Before going on to the aforementioned subjects, a few words about Brazil and its legislative and legal systems are necessary. Brazil is a country of continental proportions, composed of 27 states and more than five thousand municipalities, or cities, as in Brazil no distinction is made between town and city. As a federative system, each state and municipality has its own legislative chamber. While states and cities follow a unicameral system, the Federation itself has a bicameral system, with the National Congress divided into a Chamber of Deputies and the Federal Senate. These legislatures generate a great number of laws, or normative acts. The abundance of normative acts is very significant, considering that, in contrast with Common Law systems, Brazil’s legal system, based on the Civil Law, is characterized by the predominance of normative acts.

According to Edilenice Passos, “the proliferation of normative acts, of higher or lower hierarchy, eventually causes total chaos, for this big mass of juridical documents hampers the work of lawyers, of researchers, and of the very citizens, who are ruled by Brazilian laws.” Edilenice Passos also cites Arnoldo Wald, who, in 1969, was already alerting Brazilians that “the true legislative labyrinth created as a result of an inflation of statutes passed in recent years has turned the ruling Brazilian law into a patchwork, in which the mere legislative updating becomes a daily torture for a lawyer and a judge who are searching for the rules applicable to a specific subject, from among acts, supplementary acts, institutional acts, decree-laws, and other normative acts.”

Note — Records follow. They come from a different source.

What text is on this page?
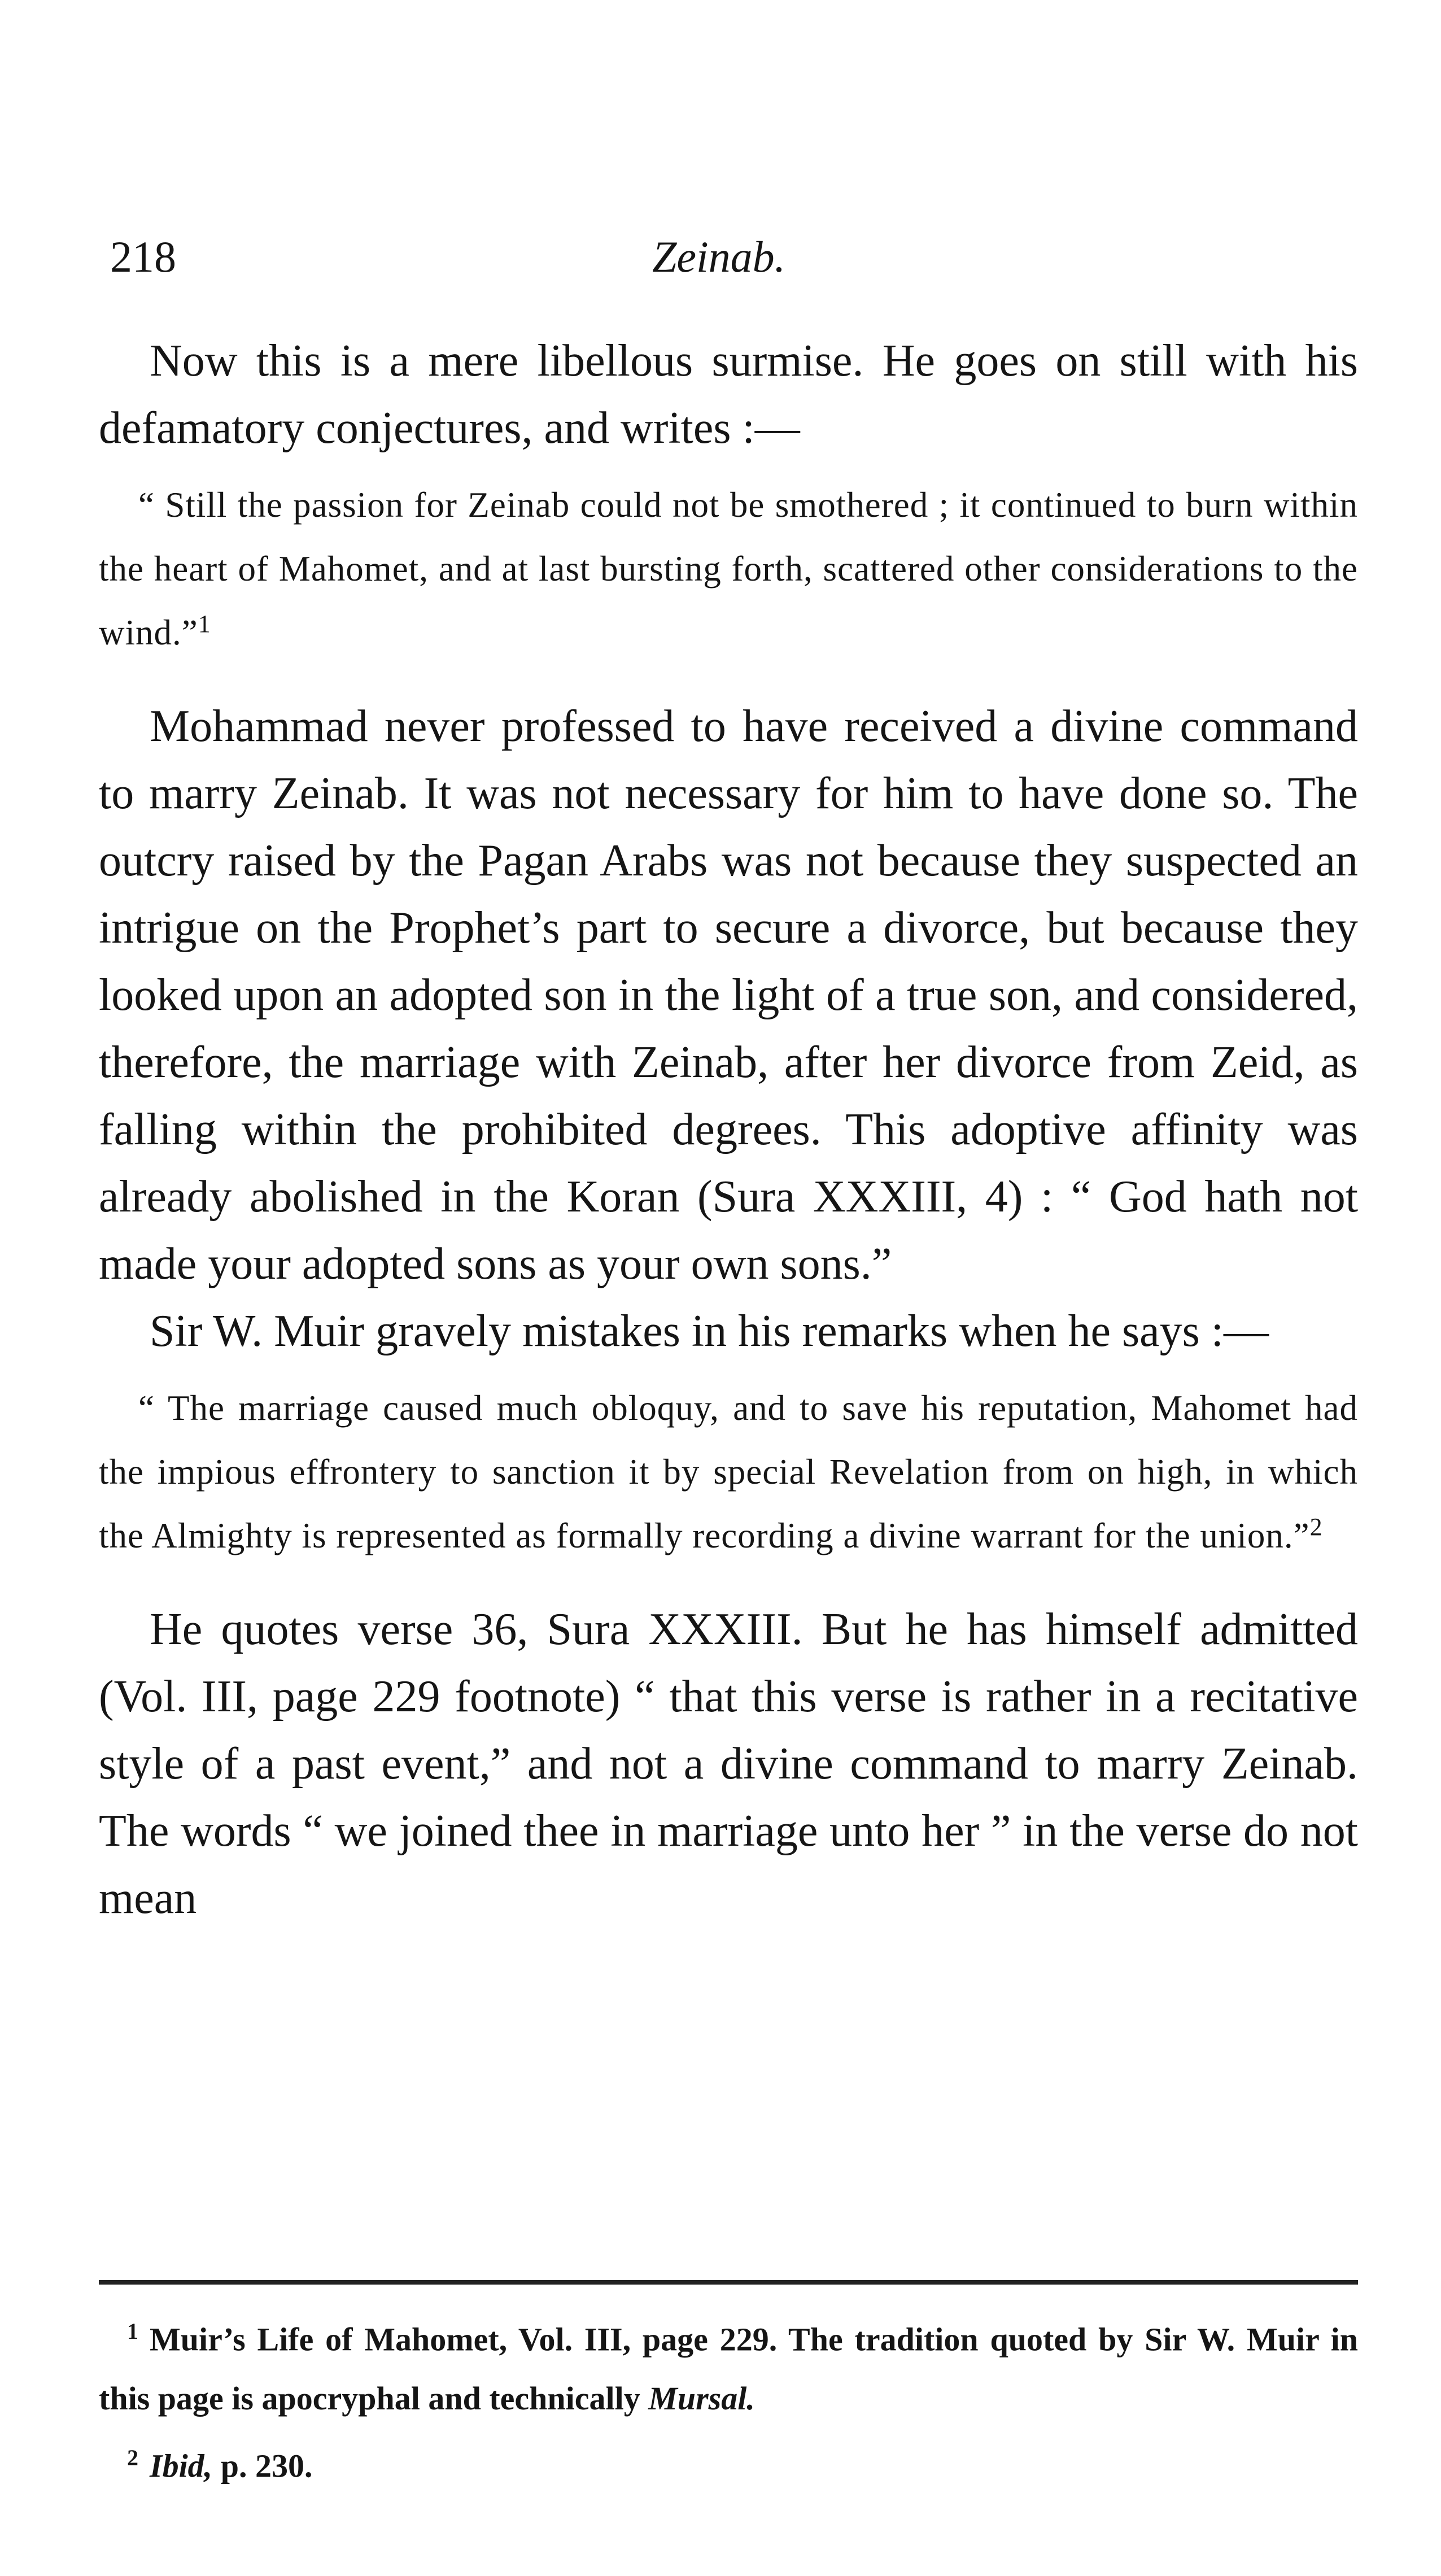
218	Zeinab.

Now this is a mere libellous surmise. He goes on still with his defamatory conjectures, and writes :—

“ Still the passion for Zeinab could not be smothered ; it continued to burn within the heart of Mahomet, and at last bursting forth, scattered other considerations to the wind.”$^1$

Mohammad never professed to have received a divine command to marry Zeinab. It was not necessary for him to have done so. The outcry raised by the Pagan Arabs was not because they suspected an intrigue on the Prophet’s part to secure a divorce, but because they looked upon an adopted son in the light of a true son, and considered, therefore, the marriage with Zeinab, after her divorce from Zeid, as falling within the prohibited degrees. This adoptive affinity was already abolished in the Koran (Sura XXXIII, 4) : “ God hath not made your adopted sons as your own sons.”

Sir W. Muir gravely mistakes in his remarks when he says :—

“ The marriage caused much obloquy, and to save his reputation, Mahomet had the impious effrontery to sanction it by special Revelation from on high, in which the Almighty is represented as formally recording a divine warrant for the union.”$^2$

He quotes verse 36, Sura XXXIII. But he has himself admitted (Vol. III, page 229 footnote) “ that this verse is rather in a recitative style of a past event,” and not a divine command to marry Zeinab. The words “ we joined thee in marriage unto her ” in the verse do not mean

$^1$ Muir’s Life of Mahomet, Vol. III, page 229. The tradition quoted by Sir W. Muir in this page is apocryphal and technically Mursal.

$^2$ Ibid, p. 230.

Almost all Brazilian legal and legislative information is available through the Internet. However, this information is distributed among several thousand sites, each containing documents produced by a specific government institution. Thus, the relationships between acts of different institutions is not available explicitly, making it very hard to understand this “legal patchwork.”

Nowadays, much time is lost looking for this information, filtering the results of search engines. As Roy Tennant says, “Librarians like to search; everyone else likes to find,” and further adds: “People generally want to find everything they can on a topic, ranked by relevance and displayed in ways that make it easy to narrow in on their goal.”

Born to address these issues, LexML Brazil is an information network that aims to organize Brazil’s legislative and legal information. The project is an initiative of the “Comunidade TI Controle” (IT Control Community) and is being implemented by the Brazilian Federal Senate, through PRODASEN (the Senate’s special secretariat for information systems) and Interlegis (a virtual community of Brazilian legislatures).

LexML Brazil’s first product is the Legislative and Legal Information Portal, which opened on June 30, 2009, indexing 1.28 million documents. In September 2010, its index ranged through more than 1.5 million documents. By indexing the metadata collected from several institutions using the OAI-PMH protocol, the portal unifies access to a variety of legislative and legal information sources, which is a step toward the goal of guaranteeing Brazilians’ constitutional right of access to information.

LexML Portal

The LexML Portal home page layout is very simple and is similar to Google‘s main page. At this screen, it is possible to restrict the search to Legislation, Jurisprudence, or Bills.

The search results page allows the user to refine the search by using filters, according to his or her information requirements. Five filters are available: location, issuing authority, document type, date, and acronyms.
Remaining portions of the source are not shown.